In sum, Frye is the better location; it would allow for a fast and inexpensive start-up and an uninterrupted flow of business, in turn ensuring both short-term survival and long-term success.
Sample Response 2 (in favor of the Fashion Place Mall location)
The mall location would better meet the Baxters' objectives. The strategic high-traffic position next to a department store offers greater opportunity for long-term growth and profit. While the initial expense to equip the new space might be substantial, renovations at Frye Street to convert that space from a men-only salon may be just as costly and time-consuming. Even if not, the Baxters' primary concern should be with long-term investment return, as additional startup costs will prove insignificant over time.
Admittedly, the relatively close and quiet Frye Street location might help the Baxters retain current customers, thereby offsetting moving expenses. However, failure of the previous hair studio suggests an insufficient demand among nearby elderly residents for a contemporary hair studio. This factor, along with the location's low visibility, is likely to prevent growth. Although low rent would appear to help the Baxters to meet their objectives, any expansion at Frye would come at greater expense, thereby undermining long-term profit goals; the mall location allows for expansion without additional rent.
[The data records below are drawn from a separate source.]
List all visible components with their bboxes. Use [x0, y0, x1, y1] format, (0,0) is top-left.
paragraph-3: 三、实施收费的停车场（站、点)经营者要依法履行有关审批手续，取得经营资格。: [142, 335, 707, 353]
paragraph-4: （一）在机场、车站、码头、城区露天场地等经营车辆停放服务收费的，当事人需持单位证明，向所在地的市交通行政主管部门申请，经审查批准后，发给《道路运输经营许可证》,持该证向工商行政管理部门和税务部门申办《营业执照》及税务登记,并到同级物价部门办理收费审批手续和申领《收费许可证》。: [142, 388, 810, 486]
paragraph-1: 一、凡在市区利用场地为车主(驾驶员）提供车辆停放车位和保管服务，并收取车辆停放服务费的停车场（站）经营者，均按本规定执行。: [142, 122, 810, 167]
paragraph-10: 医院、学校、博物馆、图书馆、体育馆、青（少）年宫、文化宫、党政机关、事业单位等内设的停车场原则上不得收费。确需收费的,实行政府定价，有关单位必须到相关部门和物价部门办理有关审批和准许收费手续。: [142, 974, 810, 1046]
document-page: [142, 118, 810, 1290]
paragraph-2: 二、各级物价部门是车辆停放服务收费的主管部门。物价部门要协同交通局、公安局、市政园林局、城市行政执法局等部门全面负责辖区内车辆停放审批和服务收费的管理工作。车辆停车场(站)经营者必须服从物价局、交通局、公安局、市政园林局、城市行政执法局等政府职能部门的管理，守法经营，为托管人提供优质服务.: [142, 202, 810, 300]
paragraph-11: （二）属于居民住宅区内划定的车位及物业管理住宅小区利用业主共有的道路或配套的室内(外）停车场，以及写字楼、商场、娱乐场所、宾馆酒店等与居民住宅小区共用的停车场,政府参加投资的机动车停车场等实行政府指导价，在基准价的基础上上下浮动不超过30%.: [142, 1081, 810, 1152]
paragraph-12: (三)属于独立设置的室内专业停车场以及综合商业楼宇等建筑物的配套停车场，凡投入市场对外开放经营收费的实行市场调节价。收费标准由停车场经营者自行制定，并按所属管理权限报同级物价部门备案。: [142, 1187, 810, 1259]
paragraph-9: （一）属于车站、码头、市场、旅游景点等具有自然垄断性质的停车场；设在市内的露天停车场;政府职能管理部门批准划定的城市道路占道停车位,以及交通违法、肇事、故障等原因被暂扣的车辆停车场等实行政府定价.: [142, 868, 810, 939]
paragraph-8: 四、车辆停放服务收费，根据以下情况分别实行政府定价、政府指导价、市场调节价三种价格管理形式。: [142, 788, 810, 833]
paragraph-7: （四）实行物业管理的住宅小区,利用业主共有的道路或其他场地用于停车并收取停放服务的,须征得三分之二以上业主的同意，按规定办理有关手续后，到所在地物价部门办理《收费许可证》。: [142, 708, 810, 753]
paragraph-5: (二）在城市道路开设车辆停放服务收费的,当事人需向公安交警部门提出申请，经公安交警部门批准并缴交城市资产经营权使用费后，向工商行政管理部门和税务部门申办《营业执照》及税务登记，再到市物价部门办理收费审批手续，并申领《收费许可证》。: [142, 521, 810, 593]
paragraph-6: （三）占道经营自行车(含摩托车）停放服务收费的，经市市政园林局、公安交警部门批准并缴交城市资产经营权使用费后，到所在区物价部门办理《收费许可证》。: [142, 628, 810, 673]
In the final analysis, the mall is the better choice; while the relative start-up costs are uncertain, the mall location is more certain to achieve the Baxters' overriding objectives of longterm growth and profit.
Note: The above sample responses are from the “LSAT Writing Sample--Practice Test” from Peterson’s Countdown to the LSAT Website.
What makes a great essay?
1. Both essays effectively prove their thesis statement.
2. Both essays include a counter argument. Meaning they explain the apparent strengths of the opposite argument, then quickly discuss their weaknesses.
3. Both responses are clear, concise, and well-rounded.
4. Both essays use effective language, syntax, and dictation.
5. Both essays include transitional phrases and main shifts in the argument by using words like: "however", "in sum", "admittedly" and "in the final analysis".